The minimum wage has not increased since March 15, 2022, marking the longest period without a raise in the last 27 years.
Guacamaya, March 8, 2025. This March 15 marks three years since Venezuelan workers last saw an increase in their minimum wage. Since then, they have faced the longest period without salary adjustments in the last 27 years, amid high inflation and a deep economic crisis.
On March 15, 2022, Nicolás Maduro announced an increase in the monthly minimum wage to 130 bolivars, equivalent to approximately 30 dollars at the time. This adjustment also included increases in retirement and pension benefits, as well as in the Cestaticket Socialista benefit. However, the raise failed to mitigate the effects of inflation and the devaluation of the bolivar, and as of today, it is worth just 1.99 dollars at the official exchange rate.
The government of Nicolás Maduro has implemented various measures to try to alleviate the situation, including the introduction of a “Comprehensive Minimum Income” program, which provides bonuses of up to 130 dollars. However, these bonuses, last updated in May 2023, do not affect benefits, pensions, or other labor rights, leading to criticism from unions and human rights organizations.
The non-governmental organization Provea has denounced that the wage stagnation has destroyed family income and savings, and that the government has replaced wages with an irregular bonus policy that does not provide labor benefits. Through X, the NGO described the economic model as “opaque” and added that it “seeks capital accumulation at the expense of the extreme precarization of decent employment and the use of cheap, semi-slave labor in the 21st century.”
Devaluation and Inflation: Impact on Purchasing Power
Since March 2022, when the last minimum wage increase was announced in Venezuela, this income has lost more than 90% of its value in dollars.
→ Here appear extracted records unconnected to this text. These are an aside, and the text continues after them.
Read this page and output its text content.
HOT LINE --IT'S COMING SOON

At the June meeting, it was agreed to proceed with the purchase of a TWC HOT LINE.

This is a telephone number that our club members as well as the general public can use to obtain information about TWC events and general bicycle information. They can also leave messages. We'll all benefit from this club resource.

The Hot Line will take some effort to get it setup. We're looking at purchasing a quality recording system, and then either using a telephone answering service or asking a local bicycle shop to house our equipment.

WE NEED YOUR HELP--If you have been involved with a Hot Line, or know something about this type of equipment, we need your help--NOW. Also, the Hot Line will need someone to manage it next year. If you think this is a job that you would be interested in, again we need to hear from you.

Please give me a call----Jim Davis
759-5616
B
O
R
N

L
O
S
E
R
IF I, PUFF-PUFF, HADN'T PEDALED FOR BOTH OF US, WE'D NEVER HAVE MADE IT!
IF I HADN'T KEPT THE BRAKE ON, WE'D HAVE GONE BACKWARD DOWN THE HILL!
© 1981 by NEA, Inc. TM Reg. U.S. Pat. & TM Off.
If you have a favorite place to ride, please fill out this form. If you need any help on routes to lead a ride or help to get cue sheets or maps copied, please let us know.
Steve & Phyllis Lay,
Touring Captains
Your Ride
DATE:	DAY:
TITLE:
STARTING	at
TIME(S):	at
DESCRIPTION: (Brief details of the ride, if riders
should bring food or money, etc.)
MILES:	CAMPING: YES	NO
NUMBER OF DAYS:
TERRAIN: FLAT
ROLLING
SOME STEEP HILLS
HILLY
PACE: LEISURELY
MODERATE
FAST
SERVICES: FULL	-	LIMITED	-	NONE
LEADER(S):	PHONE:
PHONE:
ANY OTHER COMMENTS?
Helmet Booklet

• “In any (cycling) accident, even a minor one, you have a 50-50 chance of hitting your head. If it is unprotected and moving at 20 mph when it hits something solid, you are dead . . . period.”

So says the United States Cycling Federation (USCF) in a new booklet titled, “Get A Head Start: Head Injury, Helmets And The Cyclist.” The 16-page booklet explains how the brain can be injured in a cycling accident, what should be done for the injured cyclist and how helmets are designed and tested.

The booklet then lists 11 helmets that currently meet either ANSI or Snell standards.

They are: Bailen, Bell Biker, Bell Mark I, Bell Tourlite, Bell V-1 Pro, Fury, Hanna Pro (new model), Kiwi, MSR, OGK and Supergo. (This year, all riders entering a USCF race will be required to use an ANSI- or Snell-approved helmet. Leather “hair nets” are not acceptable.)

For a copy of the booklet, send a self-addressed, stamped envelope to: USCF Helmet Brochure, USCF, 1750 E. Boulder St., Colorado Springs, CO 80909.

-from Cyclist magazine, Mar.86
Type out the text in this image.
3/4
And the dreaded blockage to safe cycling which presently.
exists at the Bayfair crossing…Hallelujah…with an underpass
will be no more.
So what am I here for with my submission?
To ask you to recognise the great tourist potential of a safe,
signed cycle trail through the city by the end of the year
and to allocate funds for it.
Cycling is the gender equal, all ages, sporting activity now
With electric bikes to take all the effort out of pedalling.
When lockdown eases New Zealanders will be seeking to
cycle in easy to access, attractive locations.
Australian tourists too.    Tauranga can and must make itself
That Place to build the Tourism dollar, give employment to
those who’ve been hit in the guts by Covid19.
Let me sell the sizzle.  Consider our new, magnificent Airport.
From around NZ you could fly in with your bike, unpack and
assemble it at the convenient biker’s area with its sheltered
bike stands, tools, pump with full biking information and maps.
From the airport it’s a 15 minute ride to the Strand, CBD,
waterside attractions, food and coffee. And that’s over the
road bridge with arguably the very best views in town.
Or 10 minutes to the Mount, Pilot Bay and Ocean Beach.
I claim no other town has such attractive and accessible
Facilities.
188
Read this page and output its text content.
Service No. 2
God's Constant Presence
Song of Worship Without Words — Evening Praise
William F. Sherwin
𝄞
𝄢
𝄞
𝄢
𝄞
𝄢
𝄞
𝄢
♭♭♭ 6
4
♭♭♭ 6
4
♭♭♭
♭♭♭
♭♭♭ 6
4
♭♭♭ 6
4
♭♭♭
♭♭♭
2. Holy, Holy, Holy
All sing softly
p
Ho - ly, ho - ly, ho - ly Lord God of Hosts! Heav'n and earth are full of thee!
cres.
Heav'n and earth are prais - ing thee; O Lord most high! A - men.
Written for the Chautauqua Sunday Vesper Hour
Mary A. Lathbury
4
That same year, the annual inflation rate reached 305.7%, a slowdown compared to previous years but still extremely high, according to data from the Venezuelan Finance Observatory (OVF).
Although inflation slowed to 193% in 2023 and 85% in 2024, the year-on-year rate as of February 2025 stood at 117%, according to the OVF. While the organization recorded a 3.9% expansion in economic activity during 2024, it attributed 70% of that growth to a significant increase in oil production, which rose by 12.3%, largely due to Chevron’s contribution.
With the recent revocation of the U.S. oil company’s license by the Donald Trump administration, the halt in its operations could result in a loss of between 4,000 and 4,500 million dollars for Venezuela, according to data from the firm Econalítica. This situation would affect the stability of the foreign exchange market and, of course, the purchasing power of the population.
Comparison with Other Latin American Countries
Compared to other Latin American countries, minimum wages in Venezuela have been significantly lower for years. At the beginning of 2025, the minimum wage in Venezuela remained at extremely low levels, with a value of approximately 2.5 dollars per month, according to a Bloomberg compilation.
In contrast, countries like Costa Rica and Uruguay have established much higher minimum wages, at 725.6 dollars and 505.5 dollars, respectively. Meanwhile, in Brazil, the minimum wage increased from 227 dollars to 244.7 dollars in 2025, representing a 7.5% increase. In Mexico, the minimum wage also rose by 12%, reaching 416.6 dollars per month.
These contrasts highlight the growing economic and social gap between Venezuela and its regional neighbors. While other Latin American countries strive to maintain their workers’ purchasing power in the face of inflation, in Venezuela, the minimum wage has remained stagnant and has drastically lost its real value.